Mais, si nous venons de parler d’attention, d’éveil EEG local, puis de sommeil et de rêve, ne sommes-nous pas encore trop éloignés de la « concentration » qui nous préoccupe ici ? C’est en quelque sorte implicitement que nous avons assimilé l’état d’éveil, puis d’éveil EEG local, à la concentration.

Du point de vue du développement de la conscience et non plus d’un point de vue scientifique qui reste encore parcellaire, fragmenté, refusant de parler d’états de conscience et encore plus de conscience, voyons ce qu’en dit Mère:

LA FACULTÉ D’ATTENTION CONCENTRÉE

« La faculté « d’attention concentrée » peut se développer scientifiquement par un entraînement méthodique – se développer au point d’obtenir que la concentration puisse se produire à volonté et sur n’importe quel sujet en activité. Ainsi le travail de préparation, au lieu d’être fait dans le subconscient pur une répétition lente et soutenue des mêmes mouvements, est fait consciemment par la concentration à volonté et l’attention rassemblée, centrées sur un point ou l’autre suivant le plan et la décision »…

« Le but de l’entraînement est de développer ce pouvoir de concentrer l’attention à volonté sur tout sujet ou toute activité que l’on choisit, depuis les plus spirituels jusqu’aux plus matériels, sans rien perdre de la plénitude du pouvoir »…

« Cependant, par un entraînement convenable de l’attention concentrée, on peut obtenir ce phénomène à volonté, au commandement pour ainsi dire, et la perfection résultante dans l’exécution d’une activité quelconque s’ensuit inévitablement »

« Ce n’est pas la variété et le nombre des activités qui sont la cause de la médiocrité du travail, mais l’absence de pouvoir de concentration. »

il faut apprendre à se concentrer et faire tout ce que l’on fait avec une pleine concentration. »

CONCENTRATION, DHÂRANÂ

Considérons maintenant une des définitions de dhâranâ, telle que nous la donne Swami Vivekânanda, citant Patanjali:

« Dhâranâ, c’est maintenir le mental sur quelque objet particulier. La concentration est l’état dans lequel le mental se fixe sur quelque objet, soit dans le corps, soit à l’extérieur et reste dans cet état. »

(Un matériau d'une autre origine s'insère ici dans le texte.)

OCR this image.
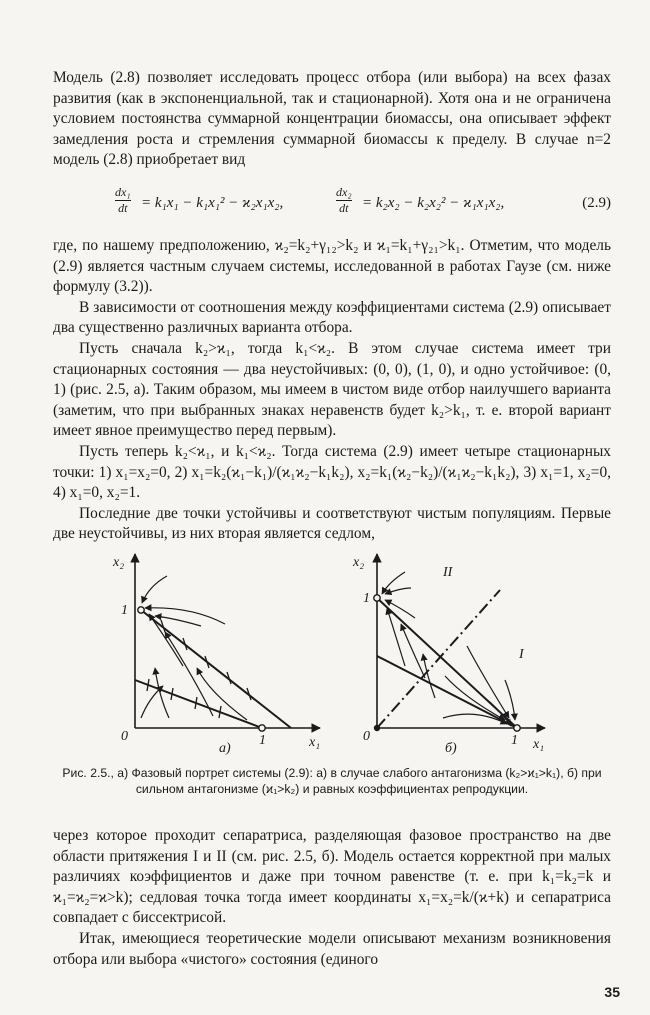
Модель (2.8) позволяет исследовать процесс отбора (или выбора) на всех фазах развития (как в экспоненциальной, так и стационарной). Хотя она и не ограничена условием постоянства суммарной концентрации биомассы, она описывает эффект замедления роста и стремления суммарной биомассы к пределу. В случае n=2 модель (2.8) приобретает вид

dx₁
dt = k₁x₁ − k₁x₁² − ϰ₂x₁x₂,
dx₂
dt = k₂x₂ − k₂x₂² − ϰ₁x₁x₂,	(2.9)

где, по нашему предположению, ϰ₂=k₂+γ₁₂>k₂ и ϰ₁=k₁+γ₂₁>k₁. Отметим, что модель (2.9) является частным случаем системы, исследованной в работах Гаузе (см. ниже формулу (3.2)).

В зависимости от соотношения между коэффициентами система (2.9) описывает два существенно различных варианта отбора.

Пусть сначала k₂>ϰ₁, тогда k₁<ϰ₂. В этом случае система имеет три стационарных состояния — два неустойчивых: (0, 0), (1, 0), и одно устойчивое: (0, 1) (рис. 2.5, а). Таким образом, мы имеем в чистом виде отбор наилучшего варианта (заметим, что при выбранных знаках неравенств будет k₂>k₁, т. е. второй вариант имеет явное преимущество перед первым).

Пусть теперь k₂<ϰ₁, и k₁<ϰ₂. Тогда система (2.9) имеет четыре стационарных точки: 1) x₁=x₂=0, 2) x₁=k₂(ϰ₁−k₁)/(ϰ₁ϰ₂−k₁k₂), x₂=k₁(ϰ₂−k₂)/(ϰ₁ϰ₂−k₁k₂), 3) x₁=1, x₂=0, 4) x₁=0, x₂=1.

Последние две точки устойчивы и соответствуют чистым популяциям. Первые две неустойчивы, из них вторая является седлом,

x₂
1
0	1	x₁
а)
x₂
1
0	1 x₁
б)
I
II
Рис. 2.5., а) Фазовый портрет системы (2.9): а) в случае слабого антагонизма (k₂>ϰ₁>k₁), б) при сильном антагонизме (ϰ₁>k₂) и равных коэффициентах репродукции.

через которое проходит сепаратриса, разделяющая фазовое пространство на две области притяжения I и II (см. рис. 2.5, б). Модель остается корректной при малых различиях коэффициентов и даже при точном равенстве (т. е. при k₁=k₂=k и ϰ₁=ϰ₂=ϰ>k); седловая точка тогда имеет координаты x₁=x₂=k/(ϰ+k) и сепаратриса совпадает с биссектрисой.

Итак, имеющиеся теоретические модели описывают механизм возникновения отбора или выбора «чистого» состояния (единого

35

Sous cet aspect, l’architecte, le mathématicien topologiste, le sculpteur, qui sont capables de visualiser dans l’espace les formes de leurs créations non encore matérialisées, et peuvent les stabiliser en excluant tout autre objet
parasite, pratiquent cette concentration. Mais « lorsque le mental parvient à se maintenir dans cet état pendant quelque temps, c’est dhyana, la méditation ». Alors, souvent les visionnaires créatifs pratiquent aussi la méditation. Mais ce pouvoir de concentration et de méditation n’est pas seulement visuel. Il s’étend à toutes les modalités perceptuelles et sensorielles, de l’audition à la pensée, et plus encore. Le soliste de concert, pianiste ou violoniste, le chanteur, le danseur, ne sont-ils pas habités dans leurs mains, leur voix, leur corps, qui manifestent une concentration dynamique au service de l’oeuvre qu’ils cherchent à interpreter à la perfection? Le philosophe, l’écrivain, le poète, ne recherchent-ils et ne reçoivent-ils pas parfois l’inspiration, dans le silence d’une conscience rassemblée et tendue en un point d’ultime concentration?

Mais encore:

« Quand ce (dhyâna), rejetant toutes formes, reflète seulement la signification, c’est samâdhi… (Ces) trois, (pratiqués) relativement à un même objet, c’est samyama. Lorsque l’on peut diriger son esprit sur n’importe quel objet particulier et l’y fixer, puis le maintenir ainsi pendant longtemps, en dissociant l’objet de la partie intérieure, c’est samyama… La forme de l’objet a disparu, seule sa signification subsiste dans l’esprit »…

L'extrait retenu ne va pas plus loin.